Observez l'escalier. Bien large pour mettre en valeur les robes des plus belles femmes du royaume. On prend son temps pour monter. Des marches basses... Une petite révérence... un salut...

Cara mia !

Voyez la grâce de La Camargo qui monte les marches. C'est une jeune danseuse, promise à une brillante carrière.

Bonjour

Le Prince de Savoie

(Raconte) Le château appartenait à SA famille avant la vente à Monsieur de la Faye. C'est un célèbre général. Au service de l'ennemi de France, cela dit.
Vexé que louis 14, n'ai pas voulu lui confier une armée, il s'est rallié à l'Autriche
Il a infligé de cuisantes défaites à notre royaume tant et si bien que le roi soleil a confisqué les biens des Savoie en France.
...Ah, voici une autre invitée qui connait bien la maison :

Jeanne Albert de Luynes, Comtesse de Verrue, belle-mère du Prince de Savoie et intime de mr de la Faye
Une autre intime de Monsieur de la Faye.
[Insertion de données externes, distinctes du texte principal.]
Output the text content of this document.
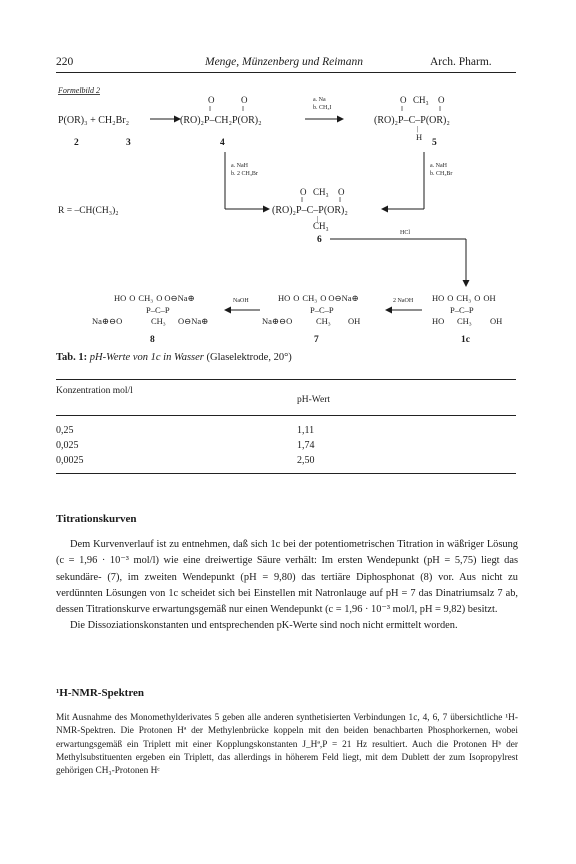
220	Menge, Münzenberg und Reimann	Arch. Pharm.
Formelbild 2
P(OR)₃ + CH₂Br₂
2	3
O	O
‖	‖
(RO)₂P–CH₂P(OR)₂
4
a. Na
b. CH₃I
O CH₃ O
‖	‖
(RO)₂P–C–P(OR)₂
|
H
5
a. NaH
b. 2 CH₃Br
a. NaH
b. CH₃Br
R = –CH(CH₃)₂
O CH₃ O
‖	‖
(RO)₂P–C–P(OR)₂
|
CH₃
6
HCl
HO O CH₃ O O⊖Na⊕
P–C–P
Na⊕⊖O	CH₃ O⊖Na⊕
8
NaOH	HO O CH₃ O O⊖Na⊕
P–C–P
Na⊕⊖O	CH₃ OH
7
2 NaOH HO O CH₃ O OH
P–C–P
HO CH₃ OH
1c
Tab. 1: pH-Werte von 1c in Wasser (Glaselektrode, 20°)
Konzentration mol/l
pH-Wert
0,25	1,11
0,025	1,74
0,0025	2,50
Titrationskurven

Dem Kurvenverlauf ist zu entnehmen, daß sich 1c bei der potentiometrischen Titration in wäßriger Lösung (c = 1,96 · 10⁻³ mol/l) wie eine dreiwertige Säure verhält: Im ersten Wendepunkt (pH = 5,75) liegt das sekundäre- (7), im zweiten Wendepunkt (pH = 9,80) das tertiäre Diphosphonat (8) vor. Aus nicht zu verdünnten Lösungen von 1c scheidet sich bei Einstellen mit Natronlauge auf pH = 7 das Dinatriumsalz 7 ab, dessen Titrationskurve erwartungsgemäß nur einen Wendepunkt (c = 1,96 · 10⁻³ mol/l, pH = 9,82) besitzt.

Die Dissoziationskonstanten und entsprechenden pK-Werte sind noch nicht ermittelt worden.

¹H-NMR-Spektren
Mit Ausnahme des Monomethylderivates 5 geben alle anderen synthetisierten Verbindungen 1c, 4, 6, 7 übersichtliche ¹H-NMR-Spektren. Die Protonen Hª der Methylenbrücke koppeln mit den beiden benachbarten Phosphorkernen, wobei erwartungsgemäß ein Triplett mit einer Kopplungskonstanten J_Hª,P = 21 Hz resultiert. Auch die Protonen Hᵇ der Methylsubstituenten ergeben ein Triplett, das allerdings in höherem Feld liegt, mit dem Dublett der zum Isopropylrest gehörigen CH₃-Protonen Hᶜ
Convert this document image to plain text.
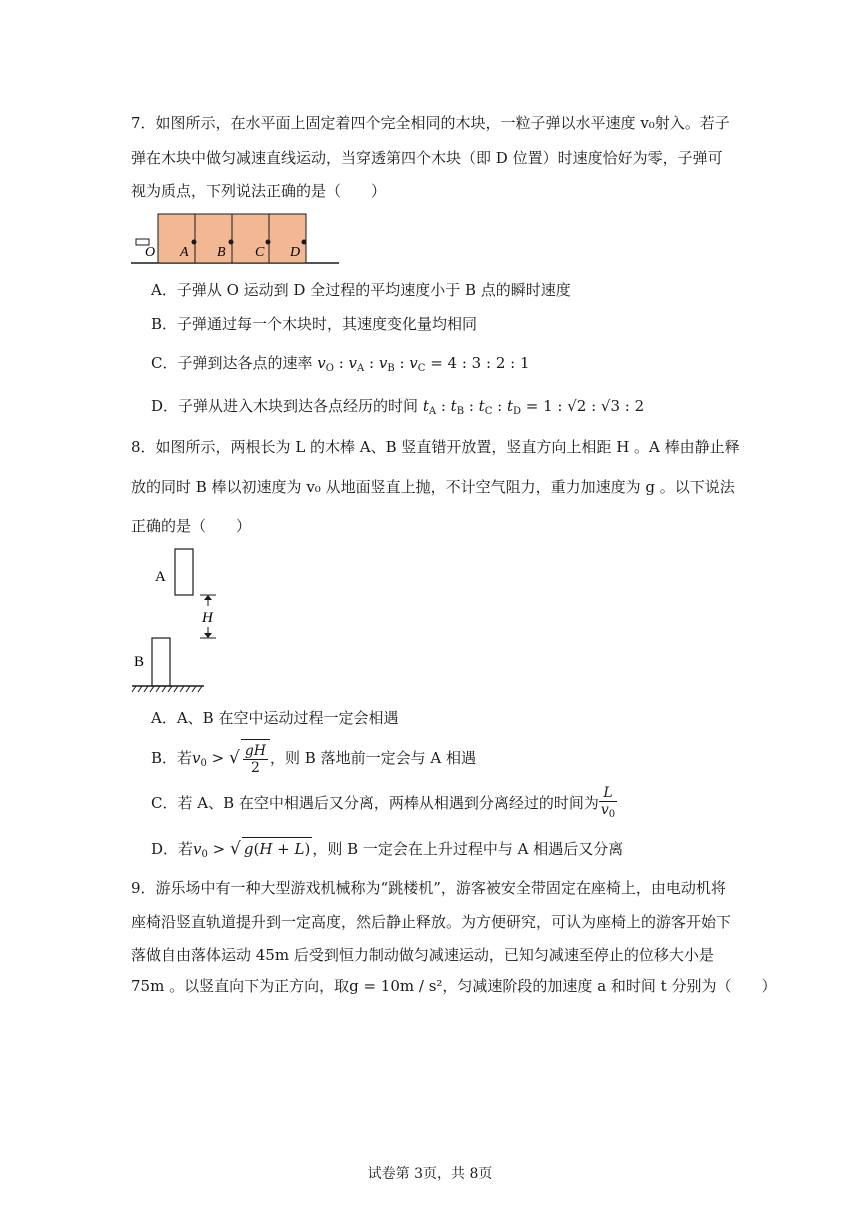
7．如图所示，在水平面上固定着四个完全相同的木块，一粒子弹以水平速度 v₀射入。若子
弹在木块中做匀减速直线运动，当穿透第四个木块（即 D 位置）时速度恰好为零，子弹可
视为质点，下列说法正确的是（　　）
O A B C D
A．子弹从 O 运动到 D 全过程的平均速度小于 B 点的瞬时速度
B．子弹通过每一个木块时，其速度变化量均相同
C．子弹到达各点的速率 $v_O$ : $v_A$ : $v_B$ : $v_C = 4$ : 3 : 2 : 1
D．子弹从进入木块到达各点经历的时间 $t_A$ : $t_B$ : $t_C$ : $t_D = 1$ : √2 : √3 : 2
8．如图所示，两根长为 L 的木棒 A、B 竖直错开放置，竖直方向上相距 H 。A 棒由静止释
放的同时 B 棒以初速度为 v₀ 从地面竖直上抛，不计空气阻力，重力加速度为 g 。以下说法
正确的是（　　）
H
A
B
A．A、B 在空中运动过程一定会相遇
B．若$v_0$ > √ $\frac{gH}{2}$ ，则 B 落地前一定会与 A 相遇
C．若 A、B 在空中相遇后又分离，两棒从相遇到分离经过的时间为 $\frac{L}{v_0}$
D．若$v_0$ > √ g(H + L) ，则 B 一定会在上升过程中与 A 相遇后又分离
9．游乐场中有一种大型游戏机械称为“跳楼机”，游客被安全带固定在座椅上，由电动机将
座椅沿竖直轨道提升到一定高度，然后静止释放。为方便研究，可认为座椅上的游客开始下
落做自由落体运动 45m 后受到恒力制动做匀减速运动，已知匀减速至停止的位移大小是
75m 。以竖直向下为正方向，取g = 10m / s²，匀减速阶段的加速度 a 和时间 t 分别为（　　）
试卷第 3页，共 8页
Une femme d'exception. Une " dame de volupté " comme elle se qualifiait elle-même. Alexandre Dumas, l'auteur Des trois mousquetaires ! fera de sa vie un roman. Féministe avant l'heure, elle connaît et soutient tous les artistes de son époque.
Saint Simon, le célèbre mémorialiste, dit que c'est une vraie fée. Il est invité lui aussi. Il ne devrait pas tarder. Quand je vous disais que les réceptions de Monsieur de la Faye sont très courues!...
Rejoignons-le dans la salle de bal où il accueille ses convives.
Une petite révérence... ; et hop on monte les marches...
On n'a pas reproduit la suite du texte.